Un changement de garde pourrait même « revigorer » le campus d’Alfred, de l’avis de M. Duguid.

Mais sur le plan financier, pas d’engagement de la province jusqu’à nouvel ordre. « Nous traverserons la rivière lorsque nous arriverons au pont », a laissé planer le ministre.

L’UdeG injectait près de 2,3 millions $ par année dans son campus d’Alfred, qui compte 37 employés à temps plein.

Sur les banquettes de l’opposition à Queen’s Park, on dit craindre les faux espoirs.

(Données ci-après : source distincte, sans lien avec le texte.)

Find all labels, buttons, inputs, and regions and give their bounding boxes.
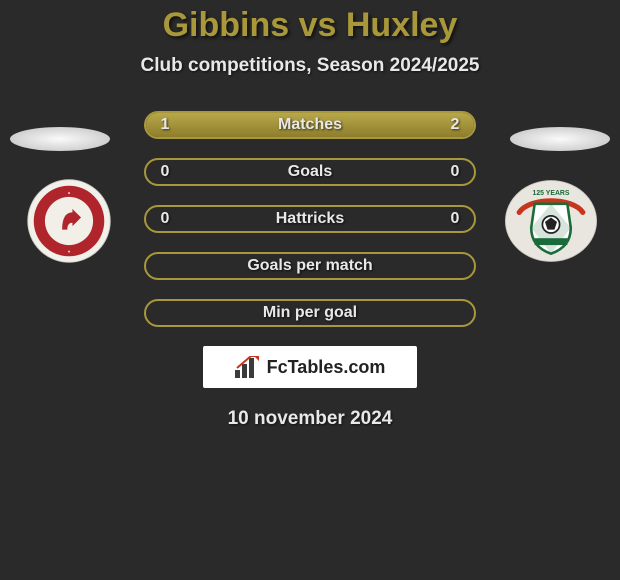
stat-row: 0Goals0 bbox=[144, 158, 476, 186]
stat-value-left: 0 bbox=[160, 163, 170, 181]
stat-bar-right bbox=[254, 113, 474, 137]
stat-value-right: 0 bbox=[450, 210, 460, 228]
comparison-card: Gibbins vs Huxley Club competitions, Sea… bbox=[0, 0, 620, 580]
svg-text:125 YEARS: 125 YEARS bbox=[533, 190, 570, 197]
flag-right-icon bbox=[510, 127, 610, 151]
logo-text: FcTables.com bbox=[267, 357, 386, 378]
stat-row: Min per goal bbox=[144, 299, 476, 327]
fctables-logo: FcTables.com bbox=[203, 346, 417, 388]
flag-left-icon bbox=[10, 127, 110, 151]
date-label: 10 november 2024 bbox=[0, 408, 620, 430]
stat-label: Min per goal bbox=[146, 304, 474, 322]
page-subtitle: Club competitions, Season 2024/2025 bbox=[0, 55, 620, 77]
stat-value-right: 2 bbox=[450, 116, 460, 134]
stat-row: Goals per match bbox=[144, 252, 476, 280]
svg-text:•: • bbox=[68, 250, 70, 256]
team-badge-left-icon: • • bbox=[20, 178, 118, 264]
stat-value-left: 0 bbox=[160, 210, 170, 228]
stat-label: Goals bbox=[146, 163, 474, 181]
stat-label: Goals per match bbox=[146, 257, 474, 275]
stat-value-right: 0 bbox=[450, 163, 460, 181]
stat-label: Hattricks bbox=[146, 210, 474, 228]
page-title: Gibbins vs Huxley bbox=[0, 6, 620, 45]
stat-row: 0Hattricks0 bbox=[144, 205, 476, 233]
team-badge-right-icon: 125 YEARS bbox=[502, 178, 600, 264]
svg-text:•: • bbox=[68, 191, 70, 197]
stat-value-left: 1 bbox=[160, 116, 170, 134]
stat-row: 1Matches2 bbox=[144, 111, 476, 139]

« J’apprécie les efforts de Boréal et de La Cité. Mais nous n’avons aucune garantie. Il n’y a rien d’écrit, rien de concret », a fustigé Roxane Villeneuve-Robertson, candidate progressiste-conservative dans Glengarry-Prescott-Russell, dans l’Est ontarien. « Le gouvernement aurait dû s’assurer d’avoir un plan pour le campus d’Alfred avant que l’UdeG n’annonce sa fermeture, de manière à ce qu’il n’y ait pas d’inquiétude dans la communauté ».

Les progressistes-conservateurs font présentement circuler une pétition pour le maintien des deux campus de l’UdeG dans l’Est ontarien. Un ralliement à Alfred pourrait aussi avoir lieu au cours des prochains jours, selon Mme Villeneuve-Robertson.

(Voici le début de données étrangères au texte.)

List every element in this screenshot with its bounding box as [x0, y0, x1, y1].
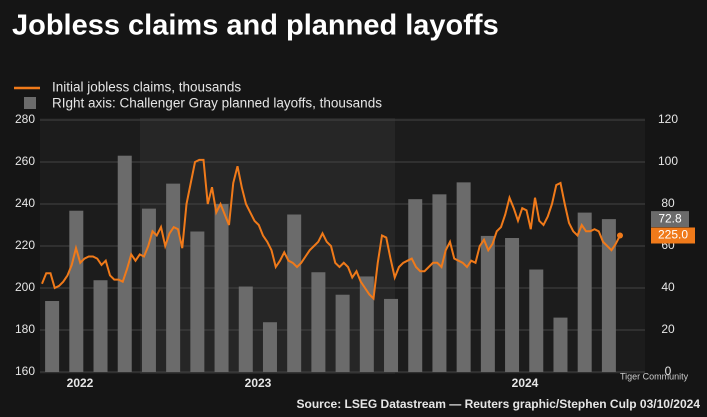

Le campus d’Alfred songeait récemment à obtenir une désignation en vertu de la Loi sur les services en français de l’Ontario.

« Une porte vient de s’ouvrir. Nous avons l’occasion d’offrir, au collège d’Alfred, des programmes d’études par les francophones et pour les francophones », a fait valoir Jacqueline Gauthier, du collège Boréal.

L’ancien collège agricole d’Alfred a ouvert ses portes en 1981. Il est rattaché à l’Université de Guelph depuis 1997. Une soixantaine d’étudiants y sont présentement inscrits.